Differential Selective Absorption:
Variations in the absorption of certain wavelengths dependent on direction, causing a stone to appear differently colored in different directions.
Singly refractive Gemstones: No D.S.A, stone is the same color in all directions. Monochroic.
Doubly refractive Gemstones:
Uniaxial – Two colours seen. Dichroic.
Biaxial – Three colours seen. Trichroic
Another term used for Differential Selective Absorption is Pleochroism.
An instrument comprising of a suitably cut rhomb of Iceland Spar (Calcite) and a lens system in a short tube with a small square aperture at the other end.
The dichroscope separates the polarized rays so that they may be observed side by side.
- Place the gemstone on the rotating platform of the dichroscope holder table down.
- Direct light onto the gemstone.
- View the stone through the dichroscope.
- Slowly turn the rotating stage so as to view to all directions.
- Look for different colors or shades of the color.
- Dichroism is only seen in “Doubly Refractive” gemstones.
- It is not seen in gemstones that display “Anomalous Birefringence”.
- May be very weak or even undetectable.
- Not seen in colorless doubly refractive gemstones or along an optic axis.
- Exact colors are not important.
- Helpful in distinguishing:
- Blue Sapphire from Synthetic or Natural Blue Spinel.
- Ruby from Garnet or Spinel.
- Emerald from Demantoid or Tsavorite Garnet.
- Any doubly refractive gemstone (i.e.

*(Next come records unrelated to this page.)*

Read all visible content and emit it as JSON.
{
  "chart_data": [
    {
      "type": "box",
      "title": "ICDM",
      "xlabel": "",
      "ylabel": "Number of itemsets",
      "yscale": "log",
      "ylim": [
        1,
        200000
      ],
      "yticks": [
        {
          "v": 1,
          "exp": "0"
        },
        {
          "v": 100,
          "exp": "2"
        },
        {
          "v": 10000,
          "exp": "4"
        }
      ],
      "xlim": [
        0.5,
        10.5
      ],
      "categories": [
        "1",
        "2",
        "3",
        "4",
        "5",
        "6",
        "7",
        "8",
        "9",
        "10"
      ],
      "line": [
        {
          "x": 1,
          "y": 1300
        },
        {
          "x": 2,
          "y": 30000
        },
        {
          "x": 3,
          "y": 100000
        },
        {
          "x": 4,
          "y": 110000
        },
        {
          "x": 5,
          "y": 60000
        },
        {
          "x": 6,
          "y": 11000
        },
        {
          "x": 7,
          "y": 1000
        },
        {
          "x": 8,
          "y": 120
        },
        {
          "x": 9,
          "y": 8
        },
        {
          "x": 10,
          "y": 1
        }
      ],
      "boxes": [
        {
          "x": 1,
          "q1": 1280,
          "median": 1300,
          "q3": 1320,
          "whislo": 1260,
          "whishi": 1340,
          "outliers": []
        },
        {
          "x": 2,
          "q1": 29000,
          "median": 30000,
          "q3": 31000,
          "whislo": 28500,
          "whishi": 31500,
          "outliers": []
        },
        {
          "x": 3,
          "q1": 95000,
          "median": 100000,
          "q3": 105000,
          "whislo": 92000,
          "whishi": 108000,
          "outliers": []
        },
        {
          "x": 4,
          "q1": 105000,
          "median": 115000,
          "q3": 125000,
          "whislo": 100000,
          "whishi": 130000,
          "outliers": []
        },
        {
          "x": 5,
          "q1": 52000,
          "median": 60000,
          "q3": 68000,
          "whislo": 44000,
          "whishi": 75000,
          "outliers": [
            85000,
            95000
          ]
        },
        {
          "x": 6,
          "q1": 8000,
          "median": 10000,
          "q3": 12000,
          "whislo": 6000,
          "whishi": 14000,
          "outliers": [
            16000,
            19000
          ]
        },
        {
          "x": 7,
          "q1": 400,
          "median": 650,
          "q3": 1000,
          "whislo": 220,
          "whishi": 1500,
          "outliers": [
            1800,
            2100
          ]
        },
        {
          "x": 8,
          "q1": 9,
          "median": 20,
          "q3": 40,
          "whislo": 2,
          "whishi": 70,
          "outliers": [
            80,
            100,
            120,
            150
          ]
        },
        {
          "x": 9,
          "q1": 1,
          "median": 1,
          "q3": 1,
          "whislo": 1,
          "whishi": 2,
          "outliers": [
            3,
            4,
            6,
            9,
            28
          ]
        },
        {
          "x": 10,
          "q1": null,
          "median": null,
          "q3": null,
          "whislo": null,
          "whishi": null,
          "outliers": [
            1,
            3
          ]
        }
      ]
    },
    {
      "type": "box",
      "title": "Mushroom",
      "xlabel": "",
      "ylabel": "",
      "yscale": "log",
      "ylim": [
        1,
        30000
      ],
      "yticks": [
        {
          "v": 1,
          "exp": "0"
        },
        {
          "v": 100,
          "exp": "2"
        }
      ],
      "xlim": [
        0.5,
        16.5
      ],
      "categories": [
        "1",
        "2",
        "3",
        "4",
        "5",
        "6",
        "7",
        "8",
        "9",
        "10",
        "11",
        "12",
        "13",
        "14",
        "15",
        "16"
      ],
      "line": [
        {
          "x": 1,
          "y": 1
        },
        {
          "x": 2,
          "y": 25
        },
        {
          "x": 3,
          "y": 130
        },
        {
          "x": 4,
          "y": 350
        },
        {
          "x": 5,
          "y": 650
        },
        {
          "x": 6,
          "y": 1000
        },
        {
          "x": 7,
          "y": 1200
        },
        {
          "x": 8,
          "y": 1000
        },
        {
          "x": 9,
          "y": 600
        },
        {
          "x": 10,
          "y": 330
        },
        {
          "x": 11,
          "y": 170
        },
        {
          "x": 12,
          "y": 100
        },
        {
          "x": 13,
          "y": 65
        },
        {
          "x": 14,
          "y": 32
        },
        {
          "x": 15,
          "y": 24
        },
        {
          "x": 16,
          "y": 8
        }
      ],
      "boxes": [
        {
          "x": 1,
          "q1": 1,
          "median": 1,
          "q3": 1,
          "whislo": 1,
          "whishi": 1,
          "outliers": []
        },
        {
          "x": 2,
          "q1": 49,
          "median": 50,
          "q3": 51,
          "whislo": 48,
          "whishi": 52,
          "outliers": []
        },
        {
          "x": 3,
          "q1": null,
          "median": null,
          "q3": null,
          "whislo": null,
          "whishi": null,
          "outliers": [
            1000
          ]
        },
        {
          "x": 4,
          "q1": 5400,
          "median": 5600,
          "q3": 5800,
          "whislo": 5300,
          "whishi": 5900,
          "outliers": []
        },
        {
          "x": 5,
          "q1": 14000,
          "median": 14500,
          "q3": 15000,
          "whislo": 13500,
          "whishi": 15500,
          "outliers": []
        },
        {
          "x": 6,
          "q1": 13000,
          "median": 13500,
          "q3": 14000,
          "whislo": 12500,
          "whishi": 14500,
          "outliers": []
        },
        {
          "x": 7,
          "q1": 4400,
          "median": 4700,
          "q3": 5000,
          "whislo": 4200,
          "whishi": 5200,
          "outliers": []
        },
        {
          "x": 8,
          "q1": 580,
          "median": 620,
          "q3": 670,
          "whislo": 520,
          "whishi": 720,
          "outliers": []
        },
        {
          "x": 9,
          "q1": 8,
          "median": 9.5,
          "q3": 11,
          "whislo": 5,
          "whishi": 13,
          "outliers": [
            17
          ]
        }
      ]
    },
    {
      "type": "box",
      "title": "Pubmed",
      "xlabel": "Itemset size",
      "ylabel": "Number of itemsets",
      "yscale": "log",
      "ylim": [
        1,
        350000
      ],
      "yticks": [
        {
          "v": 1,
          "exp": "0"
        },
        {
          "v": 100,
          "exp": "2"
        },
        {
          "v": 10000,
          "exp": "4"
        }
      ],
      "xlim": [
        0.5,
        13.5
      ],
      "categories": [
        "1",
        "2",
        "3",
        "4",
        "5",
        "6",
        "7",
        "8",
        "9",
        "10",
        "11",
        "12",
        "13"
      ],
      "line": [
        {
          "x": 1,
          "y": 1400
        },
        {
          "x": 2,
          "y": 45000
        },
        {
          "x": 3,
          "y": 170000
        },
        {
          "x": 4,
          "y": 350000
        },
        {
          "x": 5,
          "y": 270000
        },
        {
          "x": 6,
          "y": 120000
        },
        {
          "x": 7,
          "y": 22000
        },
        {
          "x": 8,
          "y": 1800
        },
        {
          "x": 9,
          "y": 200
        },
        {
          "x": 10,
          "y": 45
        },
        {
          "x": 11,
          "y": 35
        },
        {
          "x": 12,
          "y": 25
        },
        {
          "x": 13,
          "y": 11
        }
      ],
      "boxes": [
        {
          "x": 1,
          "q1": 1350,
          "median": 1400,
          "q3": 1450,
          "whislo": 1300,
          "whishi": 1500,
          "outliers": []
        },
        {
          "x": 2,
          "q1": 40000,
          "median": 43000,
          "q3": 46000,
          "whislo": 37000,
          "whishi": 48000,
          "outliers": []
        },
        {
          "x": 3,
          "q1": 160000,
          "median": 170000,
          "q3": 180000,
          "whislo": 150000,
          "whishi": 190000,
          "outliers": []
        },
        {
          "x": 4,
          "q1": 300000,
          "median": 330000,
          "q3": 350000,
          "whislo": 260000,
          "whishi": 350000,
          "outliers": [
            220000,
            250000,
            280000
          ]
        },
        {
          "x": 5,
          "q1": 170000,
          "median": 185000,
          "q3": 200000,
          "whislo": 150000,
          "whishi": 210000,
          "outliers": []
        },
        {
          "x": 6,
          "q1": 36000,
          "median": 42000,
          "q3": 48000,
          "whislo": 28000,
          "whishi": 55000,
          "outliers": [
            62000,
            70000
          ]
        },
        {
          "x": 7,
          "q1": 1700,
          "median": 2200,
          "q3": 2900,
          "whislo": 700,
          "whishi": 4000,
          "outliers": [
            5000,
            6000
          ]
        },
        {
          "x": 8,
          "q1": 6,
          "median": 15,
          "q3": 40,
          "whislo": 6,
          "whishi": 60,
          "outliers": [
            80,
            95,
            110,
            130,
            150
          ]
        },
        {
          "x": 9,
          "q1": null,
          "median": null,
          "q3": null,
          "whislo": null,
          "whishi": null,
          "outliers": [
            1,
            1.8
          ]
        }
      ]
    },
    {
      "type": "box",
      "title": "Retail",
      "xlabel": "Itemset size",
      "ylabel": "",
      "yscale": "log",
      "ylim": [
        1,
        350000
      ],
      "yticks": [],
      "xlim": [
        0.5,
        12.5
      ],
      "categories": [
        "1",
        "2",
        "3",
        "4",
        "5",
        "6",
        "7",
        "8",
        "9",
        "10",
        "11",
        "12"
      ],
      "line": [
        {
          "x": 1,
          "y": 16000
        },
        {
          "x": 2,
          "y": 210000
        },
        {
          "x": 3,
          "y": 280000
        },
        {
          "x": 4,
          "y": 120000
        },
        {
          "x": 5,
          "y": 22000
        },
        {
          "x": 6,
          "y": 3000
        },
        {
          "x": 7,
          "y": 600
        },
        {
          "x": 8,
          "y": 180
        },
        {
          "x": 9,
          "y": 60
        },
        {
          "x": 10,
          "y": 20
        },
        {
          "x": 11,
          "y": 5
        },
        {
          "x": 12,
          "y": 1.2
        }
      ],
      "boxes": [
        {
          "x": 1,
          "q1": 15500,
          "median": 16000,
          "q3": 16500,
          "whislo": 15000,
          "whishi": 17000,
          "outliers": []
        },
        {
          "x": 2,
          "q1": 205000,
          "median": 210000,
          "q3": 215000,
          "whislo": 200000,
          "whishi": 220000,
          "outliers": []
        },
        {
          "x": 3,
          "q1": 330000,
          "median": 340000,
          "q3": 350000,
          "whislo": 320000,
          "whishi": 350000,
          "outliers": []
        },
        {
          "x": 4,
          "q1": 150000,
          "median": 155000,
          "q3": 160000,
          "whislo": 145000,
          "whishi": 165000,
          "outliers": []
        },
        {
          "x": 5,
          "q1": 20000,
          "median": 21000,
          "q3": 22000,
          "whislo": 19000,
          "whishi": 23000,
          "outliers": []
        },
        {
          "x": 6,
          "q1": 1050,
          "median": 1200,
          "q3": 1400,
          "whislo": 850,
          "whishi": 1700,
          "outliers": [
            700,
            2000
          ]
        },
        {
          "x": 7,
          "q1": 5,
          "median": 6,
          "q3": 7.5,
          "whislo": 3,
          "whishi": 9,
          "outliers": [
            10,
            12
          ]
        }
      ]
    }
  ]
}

Amethyst) from Glass.
Dichroism can also be used in color grading colored gemstones.
i.e. Blue Sapphire described as Greenish/BLUE
Dichroism can also be detected by using a polarizing filter. If it is rotated against a gem, first one color will be seen (caused by one polarized ray) and then another. It can also be seen simultaneously by using a piece of suitably cut polaroid.